Here is a good working definition for a destructive cult as defined by a doctor that once taught at Harvard Medical School.
"Certain psychological themes which recur in these various historical contexts also arise in the study of cults. Cults can be identified by three characteristics:
1. a charismatic leader who increasingly becomes an object of worship as the general principles that may have originally sustained the group lose their power;
2. a process I call coercive persuasion or thought reform;
3. economic, sexual, and other exploitation of group members by the leader and the ruling coterie.
Also see [www.culteducation.com
Here are some "warning signs" regarding a potentially unsafe group or leader:
Absolute authoritarianism without meaningful accountability.
No tolerance for questions or critical inquiry.
No meaningful financial disclosure regarding budget, expenses such as an independently audited financial statement.
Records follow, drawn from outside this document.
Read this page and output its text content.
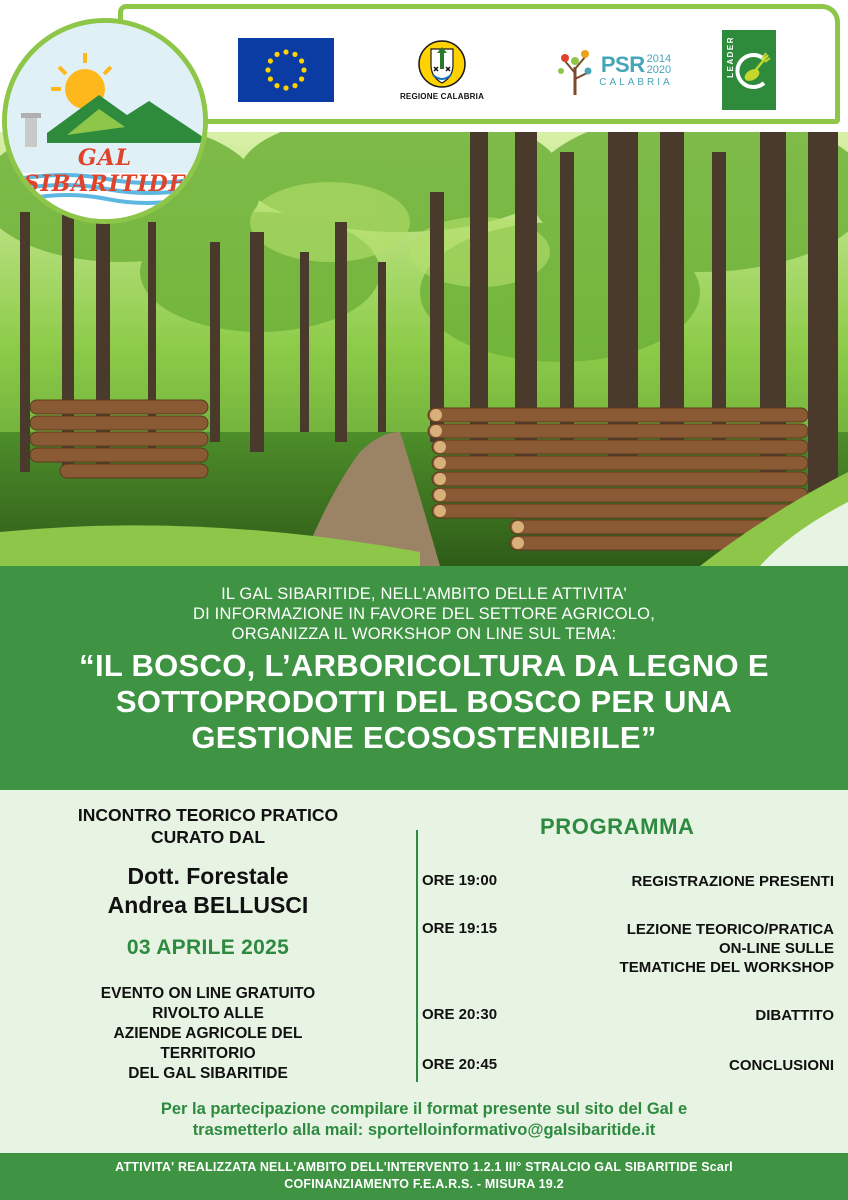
REGIONE CALABRIA
PSR 2014
2020
CALABRIA
LEADER
GAL SIBARITIDE
IL GAL SIBARITIDE, NELL'AMBITO DELLE ATTIVITA'
DI INFORMAZIONE IN FAVORE DEL SETTORE AGRICOLO,
ORGANIZZA IL WORKSHOP ON LINE SUL TEMA:
“IL BOSCO, L’ARBORICOLTURA DA LEGNO E
SOTTOPRODOTTI DEL BOSCO PER UNA
GESTIONE ECOSOSTENIBILE”
INCONTRO TEORICO PRATICO
CURATO DAL
Dott. Forestale
Andrea BELLUSCI
03 APRILE 2025
EVENTO ON LINE GRATUITO
RIVOLTO ALLE
AZIENDE AGRICOLE DEL
TERRITORIO
DEL GAL SIBARITIDE
PROGRAMMA
ORE 19:00	REGISTRAZIONE PRESENTI
ORE 19:15	LEZIONE TEORICO/PRATICA
ON-LINE SULLE
TEMATICHE DEL WORKSHOP
ORE 20:30	DIBATTITO
ORE 20:45	CONCLUSIONI
Per la partecipazione compilare il format presente sul sito del Gal e
trasmetterlo alla mail: sportelloinformativo@galsibaritide.it
ATTIVITA' REALIZZATA NELL'AMBITO DELL'INTERVENTO 1.2.1 III° STRALCIO GAL SIBARITIDE Scarl
COFINANZIAMENTO F.E.A.R.S. - MISURA 19.2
Unreasonable fear about the outside world, such as impending catastrophe, evil conspiracies and persecutions.
There is no legitimate reason to leave, former followers are always wrong in leaving, negative or even evil.
Former members often relate the same stories of abuse and reflect a similar pattern of grievances.
There are records, books, news articles, or television programs that document the abuses of the group/leader.
Followers feel they can never be "good enough".
The group/leader is always right.
The group/leader is the exclusive means of knowing "truth" or receiving validation, no other process of discovery is really acceptable or credible.
Here are some additional "warning signs" concerning those who become involved with potentially unsafe groups and leaders:
Extreme obsessiveness regarding the group/leader resulting in the exclusion of almost every practical consideration.
Individual identity, the group, the leader and/or God as distinct and separate categories of existence become increasingly blurred. Instead, in the follower's mind these identities become substantially and increasingly fused--as that person's involvement with the group/leader continues and deepens.
Whenever the group/leader is criticized or questioned it is characterized as "persecution".
Uncharacteristically stilted and seemingly programmed conversation and mannerisms, cloning of the group/leader in personal behavior.
Dependency upon the group/leader for problem solving, solutions, and definitions without meaningful reflective thought. A seeming inability to think independently or analyze situations without group/leader involvement.
Hyperactivity centered on the group/leader agenda, which seems to supercede any personal goals or individual interests.
A dramatic loss of spontaneity and sense of humor.
Increasing isolation from family and old friends unless they demonstrate an interest in the group/leader.
Anything the group/leader does can be justified no matter how harsh or harmful.
Former followers are at best-considered negative or worse evil and under bad influences. They can not be trusted and personal contact is avoided.